HEALING: Witch-king attempts to treat your wounds...
[Combat Function Library(#15)] Witch-king tends to the injuries on Sachem.

Sachem stands up taller, looking better, though his face is still a twisted mess of scars. He frowns, the maze of scars writhing: what could pass at pleasure at being whole again is followed immediately by self-loathing at his very being alive and hatred for those who have found some join in their lives.

The new wave of dread makes the witch-orc's breathing go uneven, and yet there is an excitment within it as well as fear. She tests her ankle and previously wounded side, and then slowly raises herself to her feet; this time she is not favoring one leg. "...what should we do about the river, Shrieker?" Bagurat asks, now at the last stealing a daring peek for the Nazgul's cowl.

As the fury of the dark enchantment fades, the shadows recede and the wash of evil sorcery slackens, but still the figure of the Nazgul stands tall and terrible among the bent and crooked figures of the uruk-hai. At length the fires of his eyes simmer, and these he turns to Bagurat ere he answers her question.

"Fell trees by the dozens," he commands, "and lash them fast together. If the Firstborn have removed one bridge, we shall return with three. The hour of their defeat draws nigh.."

The Mordain shaman dips her head again, supplying, "It shall be done, as you order, Forgiving One.

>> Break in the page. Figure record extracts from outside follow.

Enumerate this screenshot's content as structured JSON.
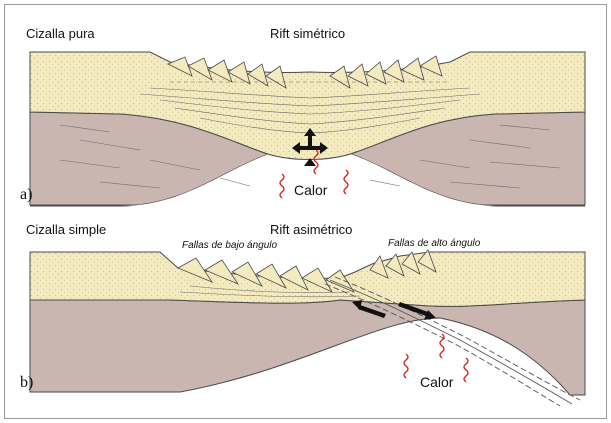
{
  "colors": {
    "sediment": "#f3eabf",
    "crust": "#c9b6b0",
    "heat": "#d21d1d",
    "outline": "#4a4a4a"
  },
  "panel_a": {
    "label": "a)",
    "mechanism": "Cizalla pura",
    "rift": "Rift simétrico",
    "heat": "Calor"
  },
  "panel_b": {
    "label": "b)",
    "mechanism": "Cizalla simple",
    "rift": "Rift asimétrico",
    "low_angle_faults": "Fallas de bajo ángulo",
    "high_angle_faults": "Fallas de alto ángulo",
    "heat": "Calor"
  }
}
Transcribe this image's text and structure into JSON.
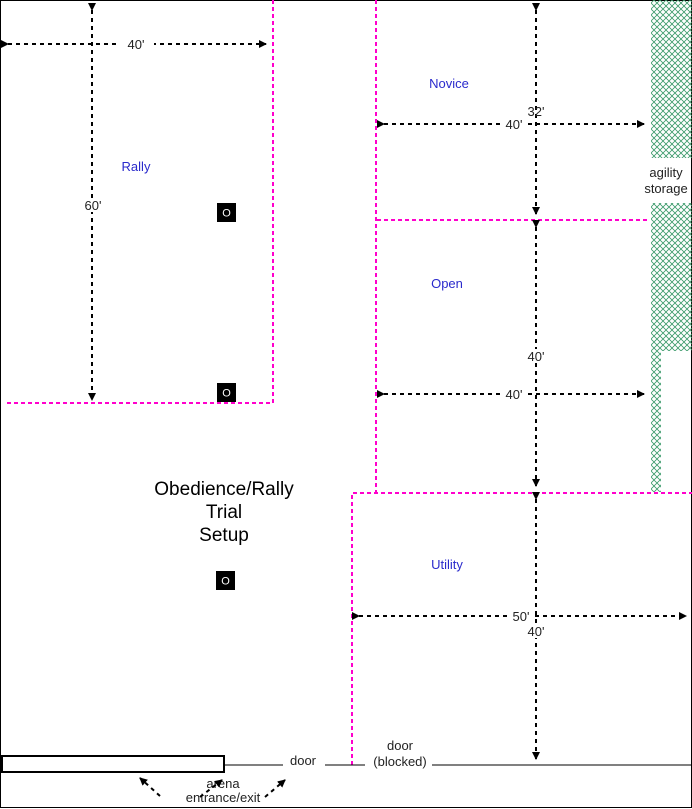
{
  "title": [
    "Obedience/Rally",
    "Trial",
    "Setup"
  ],
  "rings": {
    "rally": "Rally",
    "novice": "Novice",
    "open": "Open",
    "utility": "Utility"
  },
  "dimensions": {
    "rally_width": "40'",
    "rally_length": "60'",
    "novice_width": "40'",
    "novice_length": "32'",
    "open_width": "40'",
    "open_length": "40'",
    "utility_width": "50'",
    "utility_length": "40'"
  },
  "markers": [
    "O",
    "O",
    "O"
  ],
  "labels": {
    "agility_storage": [
      "agility",
      "storage"
    ],
    "door": "door",
    "door_blocked": [
      "door",
      "(blocked)"
    ],
    "arena_entrance": [
      "arena",
      "entrance/exit"
    ]
  },
  "colors": {
    "ring_border": "#ff00cc",
    "ring_label": "#2a2acc",
    "hatch": "#3a9a6a"
  }
}
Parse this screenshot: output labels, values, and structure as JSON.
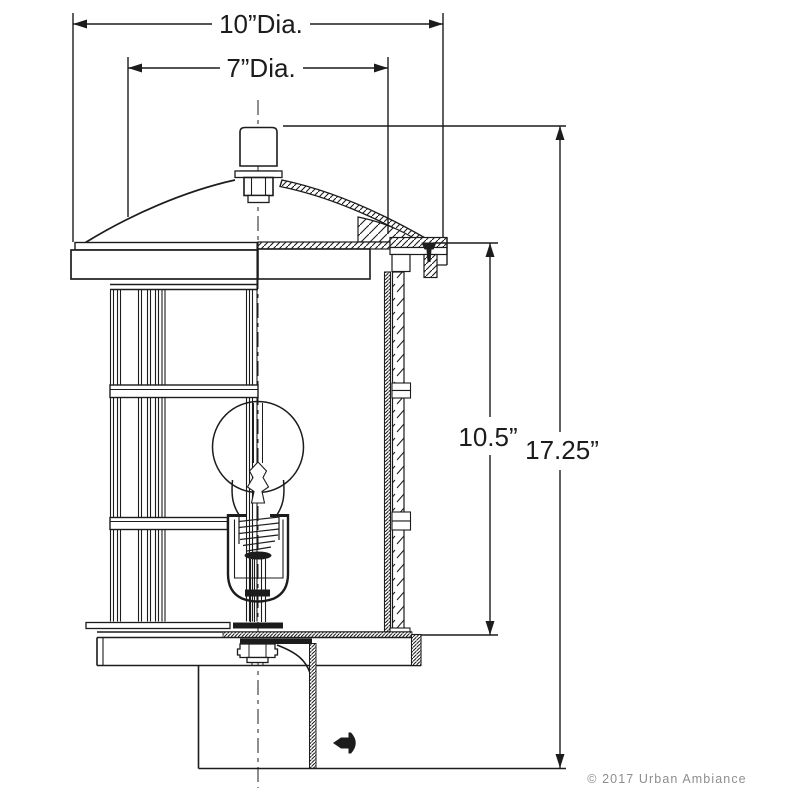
{
  "drawing": {
    "type": "technical-line-drawing",
    "subject": "outdoor post-mount lantern, half-section elevation",
    "dimensions": {
      "overall_diameter": "10”Dia.",
      "inner_diameter": "7”Dia.",
      "body_height": "10.5”",
      "overall_height": "17.25”"
    },
    "copyright": "© 2017 Urban Ambiance",
    "colors": {
      "line": "#1c1c1c",
      "background": "#ffffff",
      "copyright_text": "#8e8e8e"
    }
  }
}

The river will not stop us again, and I will pile high the bodies of our slain foes in its depths." Very slowly, cautiously still, Bagurat begins to back away.

As the camp seems to rouse following the sorcery of the Morgul-lord, a rowdiness returns to the uruk-hai, and many of them mill about restlessly, as though eager for battle. The Witch-king himself merely nods his cowl wordlessly to Bagurat, ere he turns to stalk his way back through the throng.

The shadows of the forest reclaim his figure, though for once the strange mood that accompanies him does not fade in kind. Perhaps this time, he is still nearby.